= Pythia's Oasis =

Cold seep off the coast of Oregon

Pythia's Oasis is a cold seep on the ocean floor 50 miles off the coast of Newport, Oregon, United States, characterized by a focused stream of highly altered fluid that is approximately 9 C-change above normal ocean background temperature. Early results indicate "elevated flow rates" sustained for about 1,500 years.

The properties of the seep are unique for the Cascadia region and include extreme enrichment of boron and lithium and depletion of chloride, potassium, and magnesium.

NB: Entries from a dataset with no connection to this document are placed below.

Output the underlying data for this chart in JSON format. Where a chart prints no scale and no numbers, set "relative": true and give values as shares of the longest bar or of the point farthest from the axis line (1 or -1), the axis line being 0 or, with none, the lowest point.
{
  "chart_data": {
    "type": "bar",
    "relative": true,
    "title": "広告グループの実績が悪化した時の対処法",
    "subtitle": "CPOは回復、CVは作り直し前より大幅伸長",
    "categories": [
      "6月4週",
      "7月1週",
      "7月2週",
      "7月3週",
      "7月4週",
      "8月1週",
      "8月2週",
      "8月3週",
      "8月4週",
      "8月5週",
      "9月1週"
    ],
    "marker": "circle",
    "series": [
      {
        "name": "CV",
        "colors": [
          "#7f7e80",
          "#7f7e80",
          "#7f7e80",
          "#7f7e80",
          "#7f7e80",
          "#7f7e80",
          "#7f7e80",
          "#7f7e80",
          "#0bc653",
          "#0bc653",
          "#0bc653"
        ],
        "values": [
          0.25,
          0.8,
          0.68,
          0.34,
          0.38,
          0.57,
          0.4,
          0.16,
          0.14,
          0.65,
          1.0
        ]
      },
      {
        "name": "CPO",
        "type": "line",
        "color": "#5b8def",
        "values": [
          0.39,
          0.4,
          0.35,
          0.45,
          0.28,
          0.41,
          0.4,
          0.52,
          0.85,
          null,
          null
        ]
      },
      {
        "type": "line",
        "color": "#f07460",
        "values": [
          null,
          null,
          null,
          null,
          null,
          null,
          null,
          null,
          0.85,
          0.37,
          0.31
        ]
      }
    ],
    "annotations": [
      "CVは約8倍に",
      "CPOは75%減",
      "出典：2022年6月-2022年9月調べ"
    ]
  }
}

The team discovered that the fluid was originating 2.5 mi beneath the seafloor from the Cascadian megathrust, effectively regulating stress on the offshore fault.

== History ==
The site was discovered in 2015 by Brendan Philip, a University of Washington graduate who was tracking methane bubbles on the edge of the continental shelf, in which he used the remotely operated underwater vehicle ROPOS to collect samples for testing. The team described it as a "spring of low-salinity, high-temperature, mineral-rich water." The area is thriving with life, including rockfish, eelpout, hagfish, sea anemones, sea cucumbers, crabs, snails, soft corals, and clams.

It gained increased attention in 2023 following speculation that the site could contribute to a magnitude-9.0 earthquake.